Brutus avait déjà soumis la plupart des peuples voisins ; et, s’il restait encore quelques villes ou quelques princes à subjuguer, Cassius et lui achevèrent alors de les réduire, et se rendirent maîtres de tout le pays jusqu’à la mer de Thasos[1]. Là, ayant surpris Norbanus, qui était campé dans un lieu appelé les Détroits, près du mont Symbolum[2], ils l’enveloppèrent, et le forcèrent d’abandonner ce poste : peu s’en fallut même qu’ils ne lui enlevassent toute son armée ; car César n’avait pu le suivre, retenu qu’il était par une maladie ; mais Antoine vint à propos à son secours, ayant fait pour cela une telle diligence, que Brutus ne pouvait y croire.
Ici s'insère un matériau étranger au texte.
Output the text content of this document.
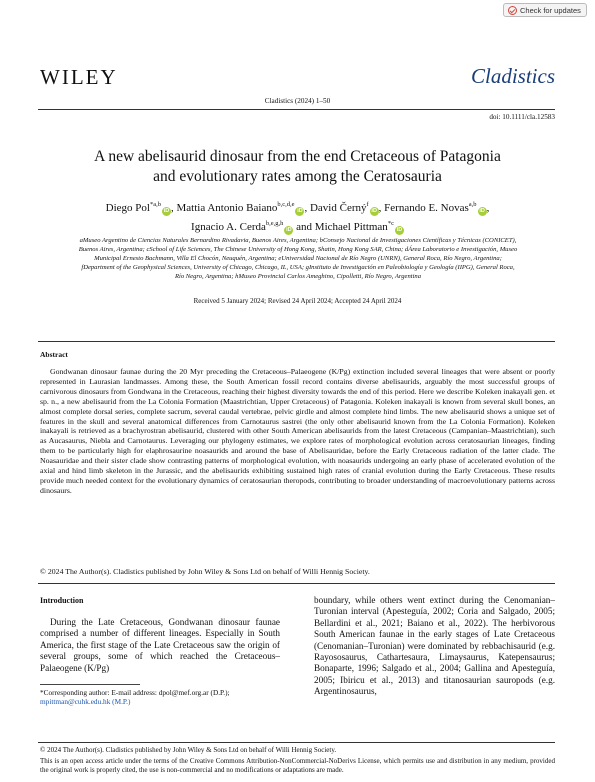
Check for updates
WILEY	Cladistics
Cladistics (2024) 1–50
doi: 10.1111/cla.12583
A new abelisaurid dinosaur from the end Cretaceous of Patagonia
and evolutionary rates among the Ceratosauria
Diego Pol$^{*a,b}$iD , Mattia Antonio Baiano$^{b,c,d,e}$iD , David Černý$^f$iD , Fernando E. Novas$^{a,b}$iD ,
Ignacio A. Cerda$^{b,e,g,h}$iD and Michael Pittman$^{*c}$iD
aMuseo Argentino de Ciencias Naturales Bernardino Rivadavia, Buenos Aires, Argentina; bConsejo Nacional de Investigaciones Científicas y Técnicas (CONICET), Buenos Aires, Argentina; cSchool of Life Sciences, The Chinese University of Hong Kong, Shatin, Hong Kong SAR, China; dÁrea Laboratorio e Investigación, Museo Municipal Ernesto Bachmann, Villa El Chocón, Neuquén, Argentina; eUniversidad Nacional de Río Negro (UNRN), General Roca, Río Negro, Argentina; fDepartment of the Geophysical Sciences, University of Chicago, Chicago, IL, USA; gInstituto de Investigación en Paleobiología y Geología (IIPG), General Roca, Río Negro, Argentina; hMuseo Provincial Carlos Ameghino, Cipolletti, Río Negro, Argentina
Received 5 January 2024; Revised 24 April 2024; Accepted 24 April 2024
Abstract
Gondwanan dinosaur faunae during the 20 Myr preceding the Cretaceous–Palaeogene (K/Pg) extinction included several lineages that were absent or poorly represented in Laurasian landmasses. Among these, the South American fossil record contains diverse abelisaurids, arguably the most successful groups of carnivorous dinosaurs from Gondwana in the Cretaceous, reaching their highest diversity towards the end of this period. Here we describe Koleken inakayali gen. et sp. n., a new abelisaurid from the La Colonia Formation (Maastrichtian, Upper Cretaceous) of Patagonia. Koleken inakayali is known from several skull bones, an almost complete dorsal series, complete sacrum, several caudal vertebrae, pelvic girdle and almost complete hind limbs. The new abelisaurid shows a unique set of features in the skull and several anatomical differences from Carnotaurus sastrei (the only other abelisaurid known from the La Colonia Formation). Koleken inakayali is retrieved as a brachyrostran abelisaurid, clustered with other South American abelisaurids from the latest Cretaceous (Campanian–Maastrichtian), such as Aucasaurus, Niebla and Carnotaurus. Leveraging our phylogeny estimates, we explore rates of morphological evolution across ceratosaurian lineages, finding them to be particularly high for elaphrosaurine noasaurids and around the base of Abelisauridae, before the Early Cretaceous radiation of the latter clade. The Noasauridae and their sister clade show contrasting patterns of morphological evolution, with noasaurids undergoing an early phase of accelerated evolution of the axial and hind limb skeleton in the Jurassic, and the abelisaurids exhibiting sustained high rates of cranial evolution during the Early Cretaceous. These results provide much needed context for the evolutionary dynamics of ceratosaurian theropods, contributing to broader understanding of macroevolutionary patterns across dinosaurs.
© 2024 The Author(s). Cladistics published by John Wiley & Sons Ltd on behalf of Willi Hennig Society.
Introduction
During the Late Cretaceous, Gondwanan dinosaur faunae comprised a number of different lineages. Especially in South America, the first stage of the Late Cretaceous saw the origin of several groups, some of which reached the Cretaceous–Palaeogene (K/Pg)
*Corresponding author: E-mail address: dpol@mef.org.ar (D.P.);
mpittman@cuhk.edu.hk (M.P.)
boundary, while others went extinct during the Cenomanian–Turonian interval (Apesteguía, 2002; Coria and Salgado, 2005; Bellardini et al., 2021; Baiano et al., 2022). The herbivorous South American faunae in the early stages of Late Cretaceous (Cenomanian–Turonian) were dominated by rebbachisaurid (e.g. Rayososaurus, Cathartesaura, Limaysaurus, Katepensaurus; Bonaparte, 1996; Salgado et al., 2004; Gallina and Apesteguía, 2005; Ibiricu et al., 2013) and titanosaurian sauropods (e.g. Argentinosaurus,
© 2024 The Author(s). Cladistics published by John Wiley & Sons Ltd on behalf of Willi Hennig Society.
This is an open access article under the terms of the Creative Commons Attribution-NonCommercial-NoDerivs License, which permits use and distribution in any medium, provided the original work is properly cited, the use is non-commercial and no modifications or adaptations are made.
César arriva dix jours après, et alla camper vis-à-vis de Brutus, et Antoine en face de Cassius. L’espace qui séparait les deux camps est appelé par les Romains la plaine de Philippes[3]. Jamais on n’avait vu deux armées romaines aussi considérables en présence l’une de l’autre. Celle de Brutus était de beaucoup inférieure en nombre à celle de César ; mais elle l’emportait par l’éclat et la magnificence des armes, dont la plupart étaient d’or ou d’argent. Il avait

  1. Île de la mer Égée, à peu de distance de la Thrace.
  2. Une des ramifications du mont Pangée.
  3. Plutarque donne le nom latin lui-même : κάμπους Φιλίππους, campos Philippos.